- Showcase the computer science skills and knowledge that I have acquired with this degree.
- Design a project that solves a business problem, and define parameters/measures of success.
- Use machine learning to solve the business problem.
- Create meaningful data visualizations that enrich the presentation of this project.
- Design a user-friendly interface with interactive queries to use the product.
- The machine learning model(s) must be properly designed, trained, and applied. The program must include a means to measure accuracy.
- The project must show the ability to support featurizing, parsing, cleaning, and wrangling datasets.
- Industry standard practices for data security must be followed.
- I designed an ebook recommendation system for a fictitious company.
- The business problem was to design software that could provide accurate and relevant ebook recommendations to the users of an online ebook marketplace.
- The dataset was collected from Kaggle. It contains anonymized user demographic information, so no further action was required to make the dataset more secure.
- Data ETL was performed. Pandas dataframes were used to load the data in from CSV files.
- I employed various data-cleaning methods. Certain data entries and features were excluded based on the criteria that I set.
- Entries that excluded key user demographic information were omitted from the cleaned dataset.
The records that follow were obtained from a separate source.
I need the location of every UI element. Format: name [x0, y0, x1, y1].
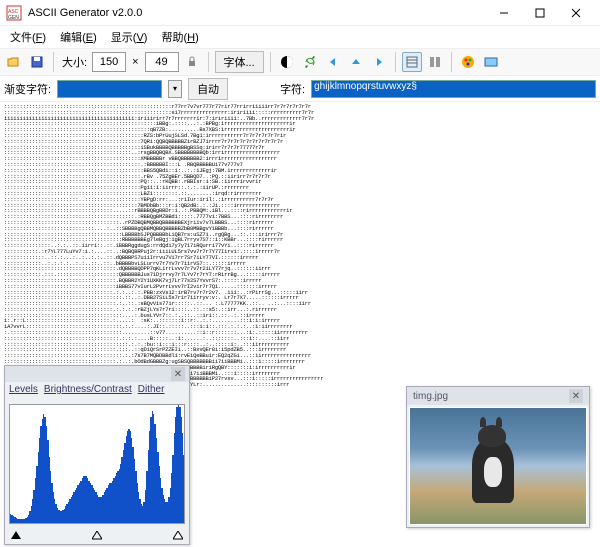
close-button[interactable]	[558, 0, 594, 26]
lock-aspect-icon[interactable]	[182, 52, 202, 72]
height-input[interactable]	[145, 52, 179, 72]
histogram-tabs: Levels Brightness/Contrast Dither	[5, 382, 189, 400]
window-controls	[486, 0, 594, 26]
gradient-chars-input[interactable]	[57, 80, 162, 98]
separator	[53, 52, 54, 72]
separator	[395, 52, 396, 72]
refresh-icon[interactable]	[300, 52, 320, 72]
window-title: ASCII Generator v2.0.0	[28, 7, 486, 19]
menu-edit[interactable]: 编辑(E)	[54, 27, 103, 47]
arrow-right-icon[interactable]	[369, 52, 389, 72]
minimize-button[interactable]	[486, 0, 522, 26]
slider-mid-point[interactable]	[92, 531, 102, 541]
toolbar: 大小: × 字体...	[0, 48, 600, 76]
gradient-chars-label: 渐变字符:	[4, 81, 51, 97]
image-filename: timg.jpg	[413, 391, 448, 402]
image-preview-panel[interactable]: timg.jpg ✕	[406, 386, 590, 528]
svg-text:GEN: GEN	[8, 15, 19, 21]
x-separator: ×	[129, 56, 141, 68]
toolbar-row-2: 渐变字符: ▾ 自动 字符: ghijklmnopqrstuvwxyz§	[0, 76, 600, 102]
width-input[interactable]	[92, 52, 126, 72]
gradient-dropdown[interactable]: ▾	[168, 80, 182, 98]
image-preview-body	[407, 405, 589, 527]
menu-view[interactable]: 显示(V)	[105, 27, 154, 47]
separator	[208, 52, 209, 72]
ascii-art-content: ::::::::::::::::::::::::::::::::::::::::…	[4, 104, 596, 388]
image-close-icon[interactable]: ✕	[569, 389, 583, 403]
maximize-button[interactable]	[522, 0, 558, 26]
histogram-panel[interactable]: ✕ Levels Brightness/Contrast Dither	[4, 365, 190, 545]
preview-icon[interactable]	[481, 52, 501, 72]
menu-file[interactable]: 文件(F)	[4, 27, 52, 47]
font-button[interactable]: 字体...	[215, 51, 264, 73]
histogram-chart	[9, 404, 185, 524]
histogram-close-icon[interactable]: ✕	[171, 367, 185, 381]
auto-button[interactable]: 自动	[188, 78, 228, 100]
histogram-header[interactable]: ✕	[5, 366, 189, 382]
chars-label: 字符:	[280, 81, 305, 97]
tab-dither[interactable]: Dither	[138, 384, 165, 400]
view-mode-1-icon[interactable]	[402, 52, 422, 72]
menu-help[interactable]: 帮助(H)	[155, 27, 204, 47]
menubar: 文件(F) 编辑(E) 显示(V) 帮助(H)	[0, 26, 600, 48]
titlebar: ASCGEN ASCII Generator v2.0.0	[0, 0, 600, 26]
image-preview-header[interactable]: timg.jpg ✕	[407, 387, 589, 405]
open-icon[interactable]	[4, 52, 24, 72]
save-icon[interactable]	[27, 52, 47, 72]
husky-image	[409, 407, 587, 525]
arrow-left-icon[interactable]	[323, 52, 343, 72]
app-icon: ASCGEN	[6, 5, 22, 21]
tab-levels[interactable]: Levels	[9, 384, 38, 400]
histogram-bar	[183, 455, 184, 523]
color-icon[interactable]	[458, 52, 478, 72]
separator	[270, 52, 271, 72]
chars-input[interactable]: ghijklmnopqrstuvwxyz§	[311, 80, 596, 98]
histogram-sliders	[5, 528, 189, 544]
slider-white-point[interactable]	[173, 531, 183, 541]
slider-black-point[interactable]	[11, 531, 21, 541]
arrow-up-icon[interactable]	[346, 52, 366, 72]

- Features of the dataset that provided no value were omitted. Examples include book ISBN, URL links to pictures of the books, etc.
- I used two machine learning models.
- Matrix Factorization was used for the collaborative filtering of the cleaned data.
- K-means clustering was used to cluster similar books into groups based on the latent relationships found with Matrix Factorization. Recommendations for a user were generated from these groups.
- 3 key visualizations were used:
- A bar graph showing the distribution of book ratings before and after the dataset is sampled.
- A heat map to show the results of training the matrix factorization model.
- A cluster graph to show the groups created by the K-means clustering model.
- The GUI was created with a jupyter notebook widget. A user simply has to select a book, and then related suggestions are generated for other books to read.